3. Analisis kedudukan dan keterkaitan sistem prasarana kawasan dengan wilayah yang lebih
luas.

Analisis ini dilakukan dengan cara mengidentifikasi sistem prasarana kawasan dalam kaitannya
dengan sistem prasarana wilayah di Kabupaten Tapin. Pada analisis ini mengidentifikasi
kondisi eksisting sistem prasarana wilayah dan rencana sistem prasarana yang sudah
ditetapkan oleh Pemerintah Kabupaten Tapin, Pemerintah Provinsi Kalimantan Selatan
maupun oleh Pemerintah Pusat.
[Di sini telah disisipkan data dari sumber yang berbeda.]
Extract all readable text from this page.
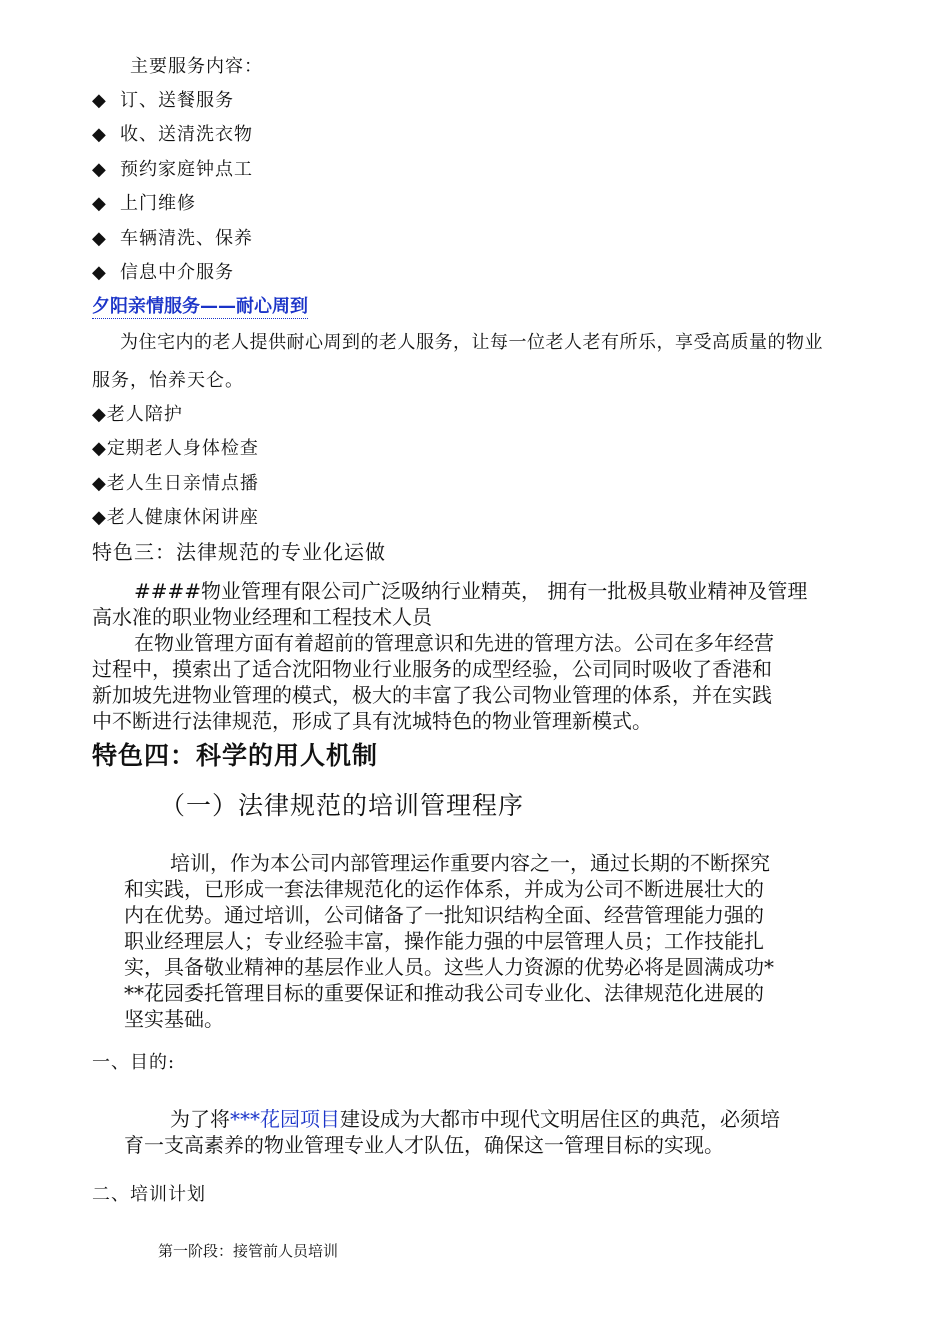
主要服务内容：
◆ 订、送餐服务
◆ 收、送清洗衣物
◆ 预约家庭钟点工
◆ 上门维修
◆ 车辆清洗、保养
◆ 信息中介服务
夕阳亲情服务——耐心周到
为住宅内的老人提供耐心周到的老人服务，让每一位老人老有所乐，享受高质量的物业
服务，怡养天仑。
◆老人陪护
◆定期老人身体检查
◆老人生日亲情点播
◆老人健康休闲讲座
特色三：法律规范的专业化运做

####物业管理有限公司广泛吸纳行业精英， 拥有一批极具敬业精神及管理

高水准的职业物业经理和工程技术人员

在物业管理方面有着超前的管理意识和先进的管理方法。公司在多年经营

过程中，摸索出了适合沈阳物业行业服务的成型经验，公司同时吸收了香港和

新加坡先进物业管理的模式，极大的丰富了我公司物业管理的体系，并在实践

中不断进行法律规范，形成了具有沈城特色的物业管理新模式。

特色四：科学的用人机制
（一）法律规范的培训管理程序

培训，作为本公司内部管理运作重要内容之一，通过长期的不断探究

和实践，已形成一套法律规范化的运作体系，并成为公司不断进展壮大的

内在优势。通过培训，公司储备了一批知识结构全面、经营管理能力强的

职业经理层人；专业经验丰富，操作能力强的中层管理人员；工作技能扎

实，具备敬业精神的基层作业人员。这些人力资源的优势必将是圆满成功*

**花园委托管理目标的重要保证和推动我公司专业化、法律规范化进展的

坚实基础。

一、目的:

为了将***花园项目建设成为大都市中现代文明居住区的典范，必须培

育一支高素养的物业管理专业人才队伍，确保这一管理目标的实现。

二、培训计划
第一阶段：接管前人员培训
Sistem prasarana yang dikaji adalah prasarana transportasi,
energi/listrik, telekomunkasi, limbah, persampahan, sumber daya air (drainase, air minum),
jalur evakuasi dan ruang evakuasi bencana, serta prasarana lainnya.

4. Analisis kedudukan dan keterkaitan aspek lingkungan (pengelolaan fisik dan SDA) kawasan
pada wilayah yang lebih luas;

22
Usulan Teknis

Analisis ini dilakukan dengan cara mengidentifikasi kondisi fisik-lingkungan dan sumber daya
alam kawasan dalam kaitannya dengan wilayah kecamatan lain di Kabupaten Seram Bagian
Barat. Pada analisis ini mengidentifikasi kondisi eksisting fisik-lingkungan dan sumber daya
alam dan kebijakan-kebijakan pengelolaan lingkungan dalam kerangka wilayah. Analisis ini
mengulas arti penting lingkungan dan pengelolaan lingkungan di kawasan dalam menjaga
keseimbangan dan kelestarian lingkungan pada wilayah yang lebih luas.

5. Analisis kedudukan dan keterkaitan aspek pendanaan kawasan.

Analisis ini dilakukan dengan cara mengidentifikasi kondisi dan potensi pendanaan yang
dimiliki kawasan dalam kaitannya dengan wilayah di Kabupaten tapin. Pada analisis ini
mengidentifikasi kedudukan struktur APBD kawasan pada konteks wilayah kabupaten.